Je connais tout le monde et chacun  de  vos pas.
Je voudrais raconter; personne n’écoute,
Les têtes et les yeux se détournent   de   moi
Vers la nuit.
Ma tête est une boule   pleine  et  lourde
Qui roule sur la terre avec un peu de bruit.

Loin. Rien derrière moi  et rien devant
Dans le  vide    je descends
Quelques petits courants d’air
Vont autour de  moi
Cruels  et  froids.

Pierre Reverdy, Œuvres complètes tome 1, édition préparée, présentée et annotée par Étienne-Alain Hubert. Éd. Flammarion, 2010.
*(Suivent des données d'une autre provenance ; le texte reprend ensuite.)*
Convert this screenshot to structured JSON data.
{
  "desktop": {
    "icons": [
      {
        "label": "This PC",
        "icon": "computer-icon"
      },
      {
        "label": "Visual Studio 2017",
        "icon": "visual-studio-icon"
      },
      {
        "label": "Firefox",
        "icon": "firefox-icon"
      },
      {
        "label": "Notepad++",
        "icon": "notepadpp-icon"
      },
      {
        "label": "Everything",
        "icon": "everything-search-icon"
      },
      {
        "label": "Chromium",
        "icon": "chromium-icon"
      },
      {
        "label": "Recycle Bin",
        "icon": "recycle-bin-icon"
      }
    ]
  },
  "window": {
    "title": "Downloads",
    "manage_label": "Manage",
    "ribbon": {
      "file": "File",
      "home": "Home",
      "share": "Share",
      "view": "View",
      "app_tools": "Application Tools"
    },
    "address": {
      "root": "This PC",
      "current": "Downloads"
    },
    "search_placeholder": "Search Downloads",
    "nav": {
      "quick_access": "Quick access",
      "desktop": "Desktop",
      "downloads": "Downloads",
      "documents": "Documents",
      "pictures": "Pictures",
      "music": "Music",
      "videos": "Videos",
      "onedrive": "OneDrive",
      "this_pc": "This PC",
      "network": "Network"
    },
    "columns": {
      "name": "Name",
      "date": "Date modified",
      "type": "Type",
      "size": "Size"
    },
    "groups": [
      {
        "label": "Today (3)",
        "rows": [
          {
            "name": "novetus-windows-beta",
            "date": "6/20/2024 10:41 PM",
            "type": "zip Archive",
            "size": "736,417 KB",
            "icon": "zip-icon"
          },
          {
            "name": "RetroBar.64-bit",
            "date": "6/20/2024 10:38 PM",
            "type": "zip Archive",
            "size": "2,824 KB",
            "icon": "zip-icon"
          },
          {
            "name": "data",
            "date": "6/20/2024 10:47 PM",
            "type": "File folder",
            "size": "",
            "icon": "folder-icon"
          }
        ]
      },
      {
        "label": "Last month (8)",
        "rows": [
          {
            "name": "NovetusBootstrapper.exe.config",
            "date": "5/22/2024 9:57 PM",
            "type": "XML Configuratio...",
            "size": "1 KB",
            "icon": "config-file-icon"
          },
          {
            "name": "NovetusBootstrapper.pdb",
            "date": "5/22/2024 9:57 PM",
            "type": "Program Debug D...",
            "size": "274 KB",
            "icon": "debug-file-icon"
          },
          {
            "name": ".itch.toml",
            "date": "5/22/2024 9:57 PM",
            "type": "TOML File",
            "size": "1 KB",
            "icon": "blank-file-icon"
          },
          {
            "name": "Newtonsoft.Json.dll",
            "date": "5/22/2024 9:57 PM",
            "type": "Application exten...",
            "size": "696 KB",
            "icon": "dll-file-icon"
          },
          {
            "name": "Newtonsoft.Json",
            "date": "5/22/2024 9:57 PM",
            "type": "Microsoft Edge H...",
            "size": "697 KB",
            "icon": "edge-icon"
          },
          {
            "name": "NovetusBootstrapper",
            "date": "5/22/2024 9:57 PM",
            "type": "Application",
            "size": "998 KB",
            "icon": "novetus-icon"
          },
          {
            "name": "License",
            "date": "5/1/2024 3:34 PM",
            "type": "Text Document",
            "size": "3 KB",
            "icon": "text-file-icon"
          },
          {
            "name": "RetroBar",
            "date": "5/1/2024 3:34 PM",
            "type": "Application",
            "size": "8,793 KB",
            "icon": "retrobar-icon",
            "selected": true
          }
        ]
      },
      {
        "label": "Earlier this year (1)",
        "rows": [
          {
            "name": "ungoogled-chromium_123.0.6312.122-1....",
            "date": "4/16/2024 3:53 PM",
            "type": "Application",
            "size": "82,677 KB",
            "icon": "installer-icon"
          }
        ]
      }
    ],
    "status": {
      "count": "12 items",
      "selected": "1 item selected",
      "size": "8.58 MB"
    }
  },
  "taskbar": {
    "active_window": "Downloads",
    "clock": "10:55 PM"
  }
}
Flammarion vient d’éditer ce premier tome de poèmes, c’est fabuleux ! Je ne le quitte plus (enfin pour un mois, médiathèque oblige !!!), en fait, je découvre Pierre Reverdy, j’étais complètement passée à côté, quelle gageure ! Bon, en même on ne peut pas tout connaître, un peu d’humilité ! En tout cas, cette poésie me convient parfaitement, elle me bouleverse, je vous livre un autre poème de ce recueil.

Claude

Ce sont des portes mal fermées
Sur des souvenirs encore inoubliés.
Le monde, comme une pendule, s’est arrêté.
Les gens sont suspendus pour l’Éternité,
Un aviateur descend par un fil comme une araignée,
Tout le monde danse, allégé,
Entre ciel et terre.
Mais un rayon de lumière est venu
De la lampe que tu as oublié d’éteindre
Sur le palier.
Ah ! ce n’est pas fini
L’oubli n’est pas complet.
J’ai encore besoin d’apprendre à me connaître.